Ataque PDF: Todos vulnerables

Enviado por admin el 3. Enero 2007 - 20:59.

Bienvenidos al maravilloso mundo del UXSS, el Cross Site Scripting Universal. Siéntense y disfruten, porque si muchas veces se ha dado por sentado que la mayoría de sitios web son vulnerables a ataques XSS, hoy estamos más cerca que nunca de afirmarlo.

Y es que 2007 no ha podido empezar peor en lo que a la Seguridad en Internet respecta.
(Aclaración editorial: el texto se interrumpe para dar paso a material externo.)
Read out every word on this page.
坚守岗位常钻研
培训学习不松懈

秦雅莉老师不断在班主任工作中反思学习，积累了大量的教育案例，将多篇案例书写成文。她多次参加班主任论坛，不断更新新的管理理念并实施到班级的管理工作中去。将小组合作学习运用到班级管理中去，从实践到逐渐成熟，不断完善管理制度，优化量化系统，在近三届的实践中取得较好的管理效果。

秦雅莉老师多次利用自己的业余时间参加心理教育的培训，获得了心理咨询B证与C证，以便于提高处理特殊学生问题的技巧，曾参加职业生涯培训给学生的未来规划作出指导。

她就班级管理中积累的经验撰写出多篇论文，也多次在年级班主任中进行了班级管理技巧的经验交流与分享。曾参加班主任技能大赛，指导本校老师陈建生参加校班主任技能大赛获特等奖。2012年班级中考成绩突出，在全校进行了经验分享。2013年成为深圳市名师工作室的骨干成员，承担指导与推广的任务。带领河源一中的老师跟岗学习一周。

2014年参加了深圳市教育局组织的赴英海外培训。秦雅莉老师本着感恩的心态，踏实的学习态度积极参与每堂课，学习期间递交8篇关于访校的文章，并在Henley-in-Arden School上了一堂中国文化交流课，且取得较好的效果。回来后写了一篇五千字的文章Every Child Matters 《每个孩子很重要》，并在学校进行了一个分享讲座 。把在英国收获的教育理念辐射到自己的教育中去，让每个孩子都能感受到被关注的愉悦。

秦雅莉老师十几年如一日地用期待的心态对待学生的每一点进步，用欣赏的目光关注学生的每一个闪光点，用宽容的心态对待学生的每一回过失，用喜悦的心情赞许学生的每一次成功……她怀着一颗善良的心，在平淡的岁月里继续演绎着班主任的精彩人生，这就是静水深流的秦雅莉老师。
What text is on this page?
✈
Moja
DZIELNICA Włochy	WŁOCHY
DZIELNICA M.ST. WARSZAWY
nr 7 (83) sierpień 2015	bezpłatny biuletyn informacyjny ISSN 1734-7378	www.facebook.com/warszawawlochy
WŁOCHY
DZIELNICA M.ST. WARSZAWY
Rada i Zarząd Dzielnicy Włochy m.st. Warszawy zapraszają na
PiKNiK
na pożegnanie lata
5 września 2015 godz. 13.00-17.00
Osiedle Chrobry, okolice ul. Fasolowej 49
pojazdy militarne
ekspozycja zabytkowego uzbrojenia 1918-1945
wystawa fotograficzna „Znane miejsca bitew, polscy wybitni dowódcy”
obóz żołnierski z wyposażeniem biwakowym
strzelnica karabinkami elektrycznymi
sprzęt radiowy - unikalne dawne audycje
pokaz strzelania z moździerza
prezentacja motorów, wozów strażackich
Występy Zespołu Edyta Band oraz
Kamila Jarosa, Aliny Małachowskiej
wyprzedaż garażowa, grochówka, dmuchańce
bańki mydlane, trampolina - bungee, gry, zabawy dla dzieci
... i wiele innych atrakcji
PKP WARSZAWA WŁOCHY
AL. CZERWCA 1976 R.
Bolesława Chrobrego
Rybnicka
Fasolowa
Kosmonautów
Si en 2006 los webmasters corríamos desesperados a parchear nuestros sitios en cuanto se descubría una nueva falla que pudiera permitir ataques XSS en nuestro particular software, en 2007 ya casi no merece la pena correr porque, de la noche a la mañana, nos hemos enterado de que todos nuestros sitios son vulnerables...

Debido a múltiples vulnerabilidades descubiertas en el plugin de Adobe Acrobat versiones 6.x y 7.x, los ficheros PDF (cualquier fichero pdf) se han revelado como el mejor vector de ataque que pudiera imaginarse. ¿Qué sitio (incluyendo bancos, organismos oficiales, etc, etc.) no alberga algún pdf en sus servidores? Si puede invocarse un PDF (cualquier pdf público, sin necesidad de tener permisos especiales) de forma que ejecute código javascript (cualquier código javascript), apaga y vámonos.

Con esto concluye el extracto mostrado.